Poker Networks consist of 2 or more poker sites who share the same software, cashier options, tables and games while marketing to their own players. This allows new poker sites to share operating costs in order to compete with industry giants like Full Tilt and Poker Stars, who both own their own software and as such are not part of an online poker network.
The most popular poker networks are available internationally, and three major networks are available to US poker players for real money depositing. The most popular poker networks are:
Ongame Network – Extremely popular network in Europe and Canada, players are attracted by the bottomless reload deposit bonuses and loyalty programs.
Ipoker Network – Exploding in popularity internationally but not available to US players.
Microgaming Network – Medium sized network that is not available to US poker players.
Cake Poke Network – Popular poker network for cash game players, US players accepted and exploding in popularity with the addition of Doyles Room in mid-2009.
Cereus Poker Network – US allowed, Absolute Poker and Ultimate Bet are the only two poker sites on the Cereus Network and is 3rd ranked US poker site behind Stars and Full Tilt.
Boss Media Network – Small network that mostly exists for casino players, mostly popular with cash game recreational players.
Merge Poker Network – Growing but small network with great promotions geared towards low and middle stakes cash game and tournament players. Merge accepts US players and has made significant software improvements recently.
888 Network – Pacific Poker and the new brand LuckyAce are the two sites on this medium sized network that is extremely popular in Canada.
I personally think poker networks are great, it makes it easier for investors to open more poker sites that compete with other sites on promotions and value programs, instead of focusing on deposit and withdrawal processing setups and software development.
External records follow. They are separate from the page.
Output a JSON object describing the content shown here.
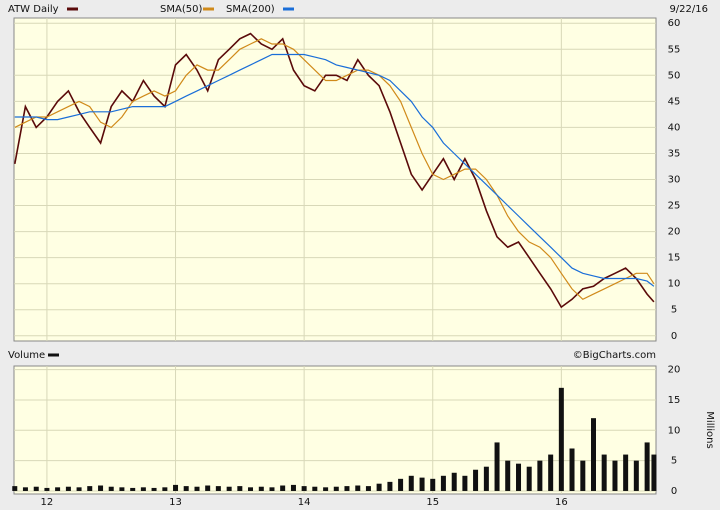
{
  "chart_data": [
    {
      "type": "line",
      "date_label": "9/22/16",
      "x": [
        11.75,
        11.833,
        11.917,
        12,
        12.083,
        12.167,
        12.25,
        12.333,
        12.417,
        12.5,
        12.583,
        12.667,
        12.75,
        12.833,
        12.917,
        13,
        13.083,
        13.167,
        13.25,
        13.333,
        13.417,
        13.5,
        13.583,
        13.667,
        13.75,
        13.833,
        13.917,
        14,
        14.083,
        14.167,
        14.25,
        14.333,
        14.417,
        14.5,
        14.583,
        14.667,
        14.75,
        14.833,
        14.917,
        15,
        15.083,
        15.167,
        15.25,
        15.333,
        15.417,
        15.5,
        15.583,
        15.667,
        15.75,
        15.833,
        15.917,
        16,
        16.083,
        16.167,
        16.25,
        16.333,
        16.417,
        16.5,
        16.583,
        16.667,
        16.72
      ],
      "series": [
        {
          "name": "ATW Daily",
          "color": "#5a0a0a",
          "values": [
            33,
            44,
            40,
            42,
            45,
            47,
            43,
            40,
            37,
            44,
            47,
            45,
            49,
            46,
            44,
            52,
            54,
            51,
            47,
            53,
            55,
            57,
            58,
            56,
            55,
            57,
            51,
            48,
            47,
            50,
            50,
            49,
            53,
            50,
            48,
            43,
            37,
            31,
            28,
            31,
            34,
            30,
            34,
            30,
            24,
            19,
            17,
            18,
            15,
            12,
            9,
            5.5,
            7,
            9,
            9.5,
            11,
            12,
            13,
            11,
            8,
            6.5
          ]
        },
        {
          "name": "SMA(50)",
          "color": "#d08a1a",
          "values": [
            40,
            41,
            42,
            42,
            43,
            44,
            45,
            44,
            41,
            40,
            42,
            45,
            46,
            47,
            46,
            47,
            50,
            52,
            51,
            51,
            53,
            55,
            56,
            57,
            56,
            56,
            55,
            53,
            51,
            49,
            49,
            50,
            51,
            51,
            50,
            48,
            45,
            40,
            35,
            31,
            30,
            31,
            32,
            32,
            30,
            27,
            23,
            20,
            18,
            17,
            15,
            12,
            9,
            7,
            8,
            9,
            10,
            11,
            12,
            12,
            10
          ]
        },
        {
          "name": "SMA(200)",
          "color": "#1a6ed8",
          "values": [
            42,
            42,
            42,
            41.5,
            41.5,
            42,
            42.5,
            43,
            43,
            43,
            43.5,
            44,
            44,
            44,
            44,
            45,
            46,
            47,
            48,
            49,
            50,
            51,
            52,
            53,
            54,
            54,
            54,
            54,
            53.5,
            53,
            52,
            51.5,
            51,
            50.5,
            50,
            49,
            47,
            45,
            42,
            40,
            37,
            35,
            33,
            31,
            29,
            27,
            25,
            23,
            21,
            19,
            17,
            15,
            13,
            12,
            11.5,
            11,
            11,
            11,
            11,
            10.5,
            9.5
          ]
        }
      ],
      "xlim": [
        11.744,
        16.736
      ],
      "xticks": [
        12,
        13,
        14,
        15,
        16
      ],
      "ylim": [
        -1,
        61
      ],
      "yticks": [
        0,
        5,
        10,
        15,
        20,
        25,
        30,
        35,
        40,
        45,
        50,
        55,
        60
      ],
      "grid": true
    },
    {
      "type": "bar",
      "credit": "©BigCharts.com",
      "y_label": "Millions",
      "x": [
        11.75,
        11.833,
        11.917,
        12,
        12.083,
        12.167,
        12.25,
        12.333,
        12.417,
        12.5,
        12.583,
        12.667,
        12.75,
        12.833,
        12.917,
        13,
        13.083,
        13.167,
        13.25,
        13.333,
        13.417,
        13.5,
        13.583,
        13.667,
        13.75,
        13.833,
        13.917,
        14,
        14.083,
        14.167,
        14.25,
        14.333,
        14.417,
        14.5,
        14.583,
        14.667,
        14.75,
        14.833,
        14.917,
        15,
        15.083,
        15.167,
        15.25,
        15.333,
        15.417,
        15.5,
        15.583,
        15.667,
        15.75,
        15.833,
        15.917,
        16,
        16.083,
        16.167,
        16.25,
        16.333,
        16.417,
        16.5,
        16.583,
        16.667,
        16.72
      ],
      "series": [
        {
          "name": "Volume",
          "color": "#111111",
          "values": [
            0.8,
            0.6,
            0.7,
            0.5,
            0.6,
            0.7,
            0.6,
            0.8,
            0.9,
            0.7,
            0.6,
            0.5,
            0.6,
            0.5,
            0.6,
            1.0,
            0.8,
            0.7,
            0.9,
            0.8,
            0.7,
            0.8,
            0.6,
            0.7,
            0.6,
            0.9,
            1.0,
            0.8,
            0.7,
            0.6,
            0.7,
            0.8,
            0.9,
            0.8,
            1.2,
            1.5,
            2.0,
            2.5,
            2.2,
            2.0,
            2.5,
            3.0,
            2.5,
            3.5,
            4.0,
            8.0,
            5.0,
            4.5,
            4.0,
            5.0,
            6.0,
            17.0,
            7.0,
            5.0,
            12.0,
            6.0,
            5.0,
            6.0,
            5.0,
            8.0,
            6.0
          ]
        }
      ],
      "xlim": [
        11.744,
        16.736
      ],
      "xticks": [
        12,
        13,
        14,
        15,
        16
      ],
      "ylim": [
        -0.5,
        20.6
      ],
      "yticks": [
        0,
        5,
        10,
        15,
        20
      ],
      "grid": true
    }
  ]
}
In coming years we are likely to see some poker networks go bankrupt while others stay in the market and thrive. We find all networks to be safe and secure, and more poker sites on networks will lead to bigger and better promotions to all real money online poker players.
As a player I like to sign up at poker sites on shared networks because I can make a deposit, claim a new bonus, and clear it before moving on to follow the same process at another poker “skin” on the network.
Even if I am only capable of playing “break even poker” by not winning or losing much but instead playing a lot of hands and keeping my bankroll about where it started, clearing the deposit bonus will add thousands of dollars in profit to my account.
Smart poker players will do this over and over again. There is a few new poker networks on the market, Everleaf for example. We hope to see the network succeed, as they do allow American players and deposits. The software is great but marketing is a bit slow on all skins, which seem to mostly be focusing on rakeback grinders from the United States who have fewer poker network choices than their international counterparts.
The poker network is here to stay, and we hope upcoming legislation in the United States will help encourage some major land based casinos to join an existing network instead of creating their own competitive “stand alone” poker network like Poker Stars and Full Tilt have done, but only time will tell.